The diagnostic thresholds are precise. In most leg veins, backward flow lasting longer than half a second after release of compression is considered abnormal. For the larger veins near the groin and behind the knee, the cutoff is one second. For perforator veins, it’s 0.3 seconds. These measurements help determine which specific veins are failing and how severely, which directly guides treatment decisions.

Managing Vein Disease

Treatment depends on the stage. For mild to moderate disease, conservative measures can significantly slow progression and relieve symptoms.

Compression stockings are the cornerstone of conservative treatment. They work by applying graduated pressure to your legs, tightest at the ankle and gradually loosening toward the knee or thigh, which helps push blood upward and reduces pooling. For mild symptoms like occasional swelling or achiness, stockings in the 15 to 20 mmHg range are typically sufficient. Moderate to severe disease usually calls for medical-grade compression in the 30 to 40 mmHg range, which requires a bit more effort to put on but delivers substantially more support.
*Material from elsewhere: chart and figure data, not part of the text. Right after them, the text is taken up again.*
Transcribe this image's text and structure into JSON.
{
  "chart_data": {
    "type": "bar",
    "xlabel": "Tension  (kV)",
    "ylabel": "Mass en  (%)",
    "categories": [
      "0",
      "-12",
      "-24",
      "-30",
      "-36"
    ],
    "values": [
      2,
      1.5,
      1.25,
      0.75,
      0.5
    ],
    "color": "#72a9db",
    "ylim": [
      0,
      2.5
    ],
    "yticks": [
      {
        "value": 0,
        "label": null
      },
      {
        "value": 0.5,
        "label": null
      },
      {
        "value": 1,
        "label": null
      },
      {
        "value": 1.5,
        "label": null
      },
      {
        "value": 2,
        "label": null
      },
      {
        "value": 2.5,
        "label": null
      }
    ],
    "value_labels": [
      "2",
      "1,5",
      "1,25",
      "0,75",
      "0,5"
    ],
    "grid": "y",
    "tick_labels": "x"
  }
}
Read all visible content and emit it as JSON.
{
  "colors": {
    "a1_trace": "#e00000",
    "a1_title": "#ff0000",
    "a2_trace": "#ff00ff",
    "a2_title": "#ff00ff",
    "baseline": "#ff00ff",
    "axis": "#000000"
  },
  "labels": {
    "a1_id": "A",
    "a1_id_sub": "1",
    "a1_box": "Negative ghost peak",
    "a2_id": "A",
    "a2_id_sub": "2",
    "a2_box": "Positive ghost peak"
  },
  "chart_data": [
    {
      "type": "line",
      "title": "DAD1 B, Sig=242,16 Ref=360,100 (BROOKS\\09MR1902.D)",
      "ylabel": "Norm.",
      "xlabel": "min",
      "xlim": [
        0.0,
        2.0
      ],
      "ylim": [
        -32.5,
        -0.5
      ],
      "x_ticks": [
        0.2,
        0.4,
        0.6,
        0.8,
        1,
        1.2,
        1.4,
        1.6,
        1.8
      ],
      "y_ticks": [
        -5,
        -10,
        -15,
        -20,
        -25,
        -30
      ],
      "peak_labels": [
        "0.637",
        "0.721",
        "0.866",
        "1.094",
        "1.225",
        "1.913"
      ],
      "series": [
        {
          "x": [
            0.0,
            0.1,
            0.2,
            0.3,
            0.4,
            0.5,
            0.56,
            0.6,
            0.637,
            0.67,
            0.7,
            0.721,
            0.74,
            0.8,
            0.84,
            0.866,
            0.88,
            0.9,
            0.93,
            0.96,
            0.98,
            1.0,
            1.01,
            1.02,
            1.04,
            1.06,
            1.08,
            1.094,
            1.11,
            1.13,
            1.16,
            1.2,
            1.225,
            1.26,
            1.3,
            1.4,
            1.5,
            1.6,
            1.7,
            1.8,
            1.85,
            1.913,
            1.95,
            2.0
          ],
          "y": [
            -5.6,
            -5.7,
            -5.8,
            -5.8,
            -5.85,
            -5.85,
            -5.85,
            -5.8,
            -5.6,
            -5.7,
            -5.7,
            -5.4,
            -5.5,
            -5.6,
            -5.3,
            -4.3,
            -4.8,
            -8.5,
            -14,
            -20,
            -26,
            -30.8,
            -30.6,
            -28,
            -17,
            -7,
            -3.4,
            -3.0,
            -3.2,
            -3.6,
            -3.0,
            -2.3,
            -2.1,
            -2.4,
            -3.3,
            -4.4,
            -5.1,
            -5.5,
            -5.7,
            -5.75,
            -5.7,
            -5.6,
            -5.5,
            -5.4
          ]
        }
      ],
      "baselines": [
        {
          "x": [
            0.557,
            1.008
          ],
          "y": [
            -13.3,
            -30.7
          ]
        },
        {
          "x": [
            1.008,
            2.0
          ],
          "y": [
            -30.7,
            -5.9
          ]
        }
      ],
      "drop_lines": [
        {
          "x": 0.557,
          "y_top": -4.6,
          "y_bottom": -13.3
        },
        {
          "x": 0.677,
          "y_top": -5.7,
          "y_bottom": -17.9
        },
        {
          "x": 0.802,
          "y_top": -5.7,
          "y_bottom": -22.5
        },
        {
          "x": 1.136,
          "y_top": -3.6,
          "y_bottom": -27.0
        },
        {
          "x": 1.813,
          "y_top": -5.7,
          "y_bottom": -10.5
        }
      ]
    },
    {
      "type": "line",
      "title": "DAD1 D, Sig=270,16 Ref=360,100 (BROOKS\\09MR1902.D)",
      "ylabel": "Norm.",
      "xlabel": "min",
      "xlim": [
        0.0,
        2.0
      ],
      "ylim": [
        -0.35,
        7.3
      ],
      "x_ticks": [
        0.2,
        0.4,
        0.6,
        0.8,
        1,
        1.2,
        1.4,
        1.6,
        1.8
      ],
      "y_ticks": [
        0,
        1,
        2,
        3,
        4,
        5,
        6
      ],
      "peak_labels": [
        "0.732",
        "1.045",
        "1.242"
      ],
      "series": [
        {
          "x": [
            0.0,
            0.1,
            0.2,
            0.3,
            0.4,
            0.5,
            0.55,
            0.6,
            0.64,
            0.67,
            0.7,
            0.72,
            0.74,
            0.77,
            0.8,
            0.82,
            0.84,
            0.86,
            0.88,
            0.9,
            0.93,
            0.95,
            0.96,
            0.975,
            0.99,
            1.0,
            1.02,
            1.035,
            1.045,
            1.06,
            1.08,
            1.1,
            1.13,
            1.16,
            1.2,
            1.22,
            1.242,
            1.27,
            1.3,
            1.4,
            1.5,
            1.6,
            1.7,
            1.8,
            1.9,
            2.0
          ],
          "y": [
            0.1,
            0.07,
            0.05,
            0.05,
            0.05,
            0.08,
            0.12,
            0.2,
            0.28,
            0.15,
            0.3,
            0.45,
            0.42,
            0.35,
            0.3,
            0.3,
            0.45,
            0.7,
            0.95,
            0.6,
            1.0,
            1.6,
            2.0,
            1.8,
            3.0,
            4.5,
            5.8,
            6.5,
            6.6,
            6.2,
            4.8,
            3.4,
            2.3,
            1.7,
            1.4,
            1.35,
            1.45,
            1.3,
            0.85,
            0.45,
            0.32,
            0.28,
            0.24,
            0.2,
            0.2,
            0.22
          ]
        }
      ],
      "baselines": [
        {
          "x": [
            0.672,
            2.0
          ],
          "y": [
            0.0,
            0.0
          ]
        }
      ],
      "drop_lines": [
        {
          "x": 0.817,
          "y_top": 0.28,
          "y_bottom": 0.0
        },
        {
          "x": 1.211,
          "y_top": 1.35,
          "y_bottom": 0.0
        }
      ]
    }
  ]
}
Beyond compression, regular movement matters. Walking activates the calf muscle pump and is one of the most effective ways to move blood out of the legs. If your job requires prolonged standing, shifting your weight, doing calf raises, and taking walking breaks can reduce venous pressure. Elevating your legs above heart level for 15 to 30 minutes several times a day also helps drain pooled blood. Maintaining a healthy weight reduces the overall pressure your venous system has to work against.

Procedures for More Advanced Disease

When conservative treatment isn’t enough, or when veins are significantly damaged, several minimally invasive procedures can close off or remove the faulty veins. These are typically done in an outpatient setting and involve sealing the damaged vein using heat energy, a medical adhesive, or a chemical solution. Once the diseased vein is closed, blood reroutes through healthy veins nearby. Recovery is usually quick, with most people returning to normal activity within days.

For venous ulcers, treatment focuses on both healing the wound (usually with specialized dressings and sustained compression) and correcting the underlying vein problem to prevent recurrence. Without addressing the source of high venous pressure, ulcers have a recurrence rate that can exceed 50%.